From Paris With Love

Director    Pierre Morel
Starring    John Travolta, Jonathan Rhys Meyers, Kasia Smutniak, Richard Durden, Yin Bing, Amber Rose Revah, Eric Godon
Release    5 FEB (US) 26 FEB (UK)    Certificate 15
2 stars

Rob

3rd March 2010

Let me point out the elephant in the room here. I don't care for the title. It's neither imaginative nor catchy, and it's been nicked from Bond. The first poster was rubbish too. A gun with the Eiffel Tower as the barrel? It's crap, and probably made many people write the film off before they even caught a glimpse of Travolta's renegade CIA, Yul Brynner-resembling douche.

Keep the faith, doubters. From Paris With Love is written and produced by action aficionado Luc Besson and directed by his former cinematographer Pierre Morel, the man who convinced us Liam Neeson can play a hard bastard in Taken. It's fair to say these two French gents know action.

Jonathan Rhys Meyers plays James Reece, a personal aid to the US Ambassador in Paris and a part-time low-level CIA agent. He's partnered up with Charlie Wax (John Travolta), an unconventional, trigger-happy agent sent to Paris to uncover a terrorist plot. Cue countless punches, gun fights, slo-mo explosions, car chases and a lack of consistent plot. You've gotta love the French!

Despite the title, Paris has absolutely no bearing on the story whatsoever. They don't discover anything at The Louvre or drive around the Arc De Triomphe getting confused with who gives way to who. Reece and Wax (which sounds like a type of carwash) simply go up the Eiffel Tower for no real reason other than to remind us they are in France.

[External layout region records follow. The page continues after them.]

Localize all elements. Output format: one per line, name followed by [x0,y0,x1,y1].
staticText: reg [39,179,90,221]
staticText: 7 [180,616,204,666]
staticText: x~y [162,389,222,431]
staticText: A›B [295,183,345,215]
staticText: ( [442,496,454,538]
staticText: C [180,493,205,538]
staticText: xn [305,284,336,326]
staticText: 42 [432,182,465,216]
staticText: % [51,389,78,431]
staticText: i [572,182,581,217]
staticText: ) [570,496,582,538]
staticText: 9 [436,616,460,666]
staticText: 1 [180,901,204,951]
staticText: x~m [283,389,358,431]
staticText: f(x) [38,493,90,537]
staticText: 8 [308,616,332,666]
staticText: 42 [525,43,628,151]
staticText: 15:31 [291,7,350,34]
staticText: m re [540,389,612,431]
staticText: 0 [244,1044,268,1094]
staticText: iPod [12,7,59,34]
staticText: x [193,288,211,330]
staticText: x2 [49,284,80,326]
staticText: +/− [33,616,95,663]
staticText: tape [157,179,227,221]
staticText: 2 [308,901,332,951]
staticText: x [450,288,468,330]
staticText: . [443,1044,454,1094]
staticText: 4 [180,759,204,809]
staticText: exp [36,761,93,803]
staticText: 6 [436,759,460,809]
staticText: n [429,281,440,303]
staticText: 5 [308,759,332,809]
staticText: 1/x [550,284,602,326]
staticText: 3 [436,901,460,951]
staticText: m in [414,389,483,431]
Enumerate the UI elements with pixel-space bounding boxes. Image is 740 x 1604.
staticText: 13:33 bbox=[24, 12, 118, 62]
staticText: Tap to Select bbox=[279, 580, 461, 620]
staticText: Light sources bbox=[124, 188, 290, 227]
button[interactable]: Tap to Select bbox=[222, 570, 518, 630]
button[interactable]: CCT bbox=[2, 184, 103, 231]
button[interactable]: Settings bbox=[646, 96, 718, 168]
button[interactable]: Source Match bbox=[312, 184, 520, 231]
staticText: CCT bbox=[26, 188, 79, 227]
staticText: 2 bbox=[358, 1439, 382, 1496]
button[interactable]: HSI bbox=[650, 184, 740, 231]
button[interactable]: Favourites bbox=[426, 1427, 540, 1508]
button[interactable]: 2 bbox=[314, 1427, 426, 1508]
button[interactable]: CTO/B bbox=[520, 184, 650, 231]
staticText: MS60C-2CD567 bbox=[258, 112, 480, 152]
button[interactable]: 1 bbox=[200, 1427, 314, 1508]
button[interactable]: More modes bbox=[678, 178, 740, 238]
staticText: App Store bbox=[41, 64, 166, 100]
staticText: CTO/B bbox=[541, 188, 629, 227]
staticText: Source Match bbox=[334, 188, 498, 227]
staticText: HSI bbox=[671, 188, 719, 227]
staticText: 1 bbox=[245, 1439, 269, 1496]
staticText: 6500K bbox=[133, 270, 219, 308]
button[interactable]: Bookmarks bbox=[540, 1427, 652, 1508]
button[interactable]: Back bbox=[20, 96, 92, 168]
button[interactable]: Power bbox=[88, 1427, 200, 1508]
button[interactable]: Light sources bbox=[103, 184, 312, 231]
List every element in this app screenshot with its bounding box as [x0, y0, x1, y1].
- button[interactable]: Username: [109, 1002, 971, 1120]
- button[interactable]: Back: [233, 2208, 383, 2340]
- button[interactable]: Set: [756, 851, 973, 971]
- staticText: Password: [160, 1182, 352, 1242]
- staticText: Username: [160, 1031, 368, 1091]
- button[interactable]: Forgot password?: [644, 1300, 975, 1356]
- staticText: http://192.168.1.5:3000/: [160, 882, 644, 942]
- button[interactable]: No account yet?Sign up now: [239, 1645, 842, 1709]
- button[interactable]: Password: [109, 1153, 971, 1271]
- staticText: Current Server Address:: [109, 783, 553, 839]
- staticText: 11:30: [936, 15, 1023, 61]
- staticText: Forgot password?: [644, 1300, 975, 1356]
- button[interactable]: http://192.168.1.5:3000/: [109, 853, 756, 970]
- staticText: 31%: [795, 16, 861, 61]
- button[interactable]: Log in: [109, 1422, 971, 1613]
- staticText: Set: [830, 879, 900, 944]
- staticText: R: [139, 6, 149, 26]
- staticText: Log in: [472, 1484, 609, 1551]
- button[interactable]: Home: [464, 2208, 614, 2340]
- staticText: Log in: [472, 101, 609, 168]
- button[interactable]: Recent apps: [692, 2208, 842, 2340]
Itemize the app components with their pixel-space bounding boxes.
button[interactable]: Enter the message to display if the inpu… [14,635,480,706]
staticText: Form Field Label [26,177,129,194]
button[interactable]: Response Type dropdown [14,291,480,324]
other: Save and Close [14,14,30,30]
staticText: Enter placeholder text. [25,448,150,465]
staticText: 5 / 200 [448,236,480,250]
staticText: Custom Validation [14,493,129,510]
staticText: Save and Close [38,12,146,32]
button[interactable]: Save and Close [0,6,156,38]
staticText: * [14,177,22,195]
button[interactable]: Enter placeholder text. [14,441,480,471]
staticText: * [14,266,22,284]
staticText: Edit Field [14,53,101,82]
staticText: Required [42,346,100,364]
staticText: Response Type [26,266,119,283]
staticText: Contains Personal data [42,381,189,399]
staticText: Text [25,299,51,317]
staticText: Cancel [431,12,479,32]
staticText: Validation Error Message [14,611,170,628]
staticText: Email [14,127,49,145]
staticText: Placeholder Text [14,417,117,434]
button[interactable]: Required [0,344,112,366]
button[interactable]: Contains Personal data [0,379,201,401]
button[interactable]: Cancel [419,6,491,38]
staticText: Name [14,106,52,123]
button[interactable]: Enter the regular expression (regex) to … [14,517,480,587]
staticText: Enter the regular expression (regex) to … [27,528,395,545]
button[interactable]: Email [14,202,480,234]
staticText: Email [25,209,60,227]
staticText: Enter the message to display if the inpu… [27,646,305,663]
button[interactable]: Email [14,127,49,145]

[gallery]Given that From Paris With Love is from the same brain that made Jason Statham a well-dressed FedEx delivery boy in The Transporter, you've probably guessed that the plot - as confusing and muddled as it is - plays second fiddle to the action. It's a good job Wax can connect the dots from cocaine to Chinese gangs to a terrorist attack, because you'll barely be able to. There are some impressive set-pieces, many of which consist of Wax running around firing a gun in all directions whilst Reece watches on in bemusement, tutting. But the 'slower' scenes of Reece and Wax wandering around Paris snorting cocaine from a vase and holding a man at gunpoint for his Nokia charger are laughable.

Despite the messy plot, both Travolta and Meyers make the most of the situation. Meyers plays it straight as the Mandarin-speaking logical half of this buddy movie set up, later channelling a James McAvoy-esque Wanted vibe. To honour being in France, he even grew a little moustache. How thoughtful of him.

It's Travolta, however, who steals the film. We first meet the unstable, OTT Charlie Wax as he belittles a French Customs officer with variations of the word 'fuck'. But despite Wax's arrogance, novel tactics and flagrant racism towards the French, Travolta gives a new lease of life to the tired old 'loose cannon' cop. Wax is Travolta's coolest character since Vincent Vega (although given his recent output, that's not much of a compliment).

Travolta's performance saves From Paris With Love from being a total write-off, and that alone is usually enough for the studio to greenlight a sequel. Use a different city - say, From London With Love - design the poster with Big Ben as a gun barrel, throw in some slow-mo gunfights around Tower Bridge, blow some shit up and the rest writes itself. It's just a shame it won't watch itself too.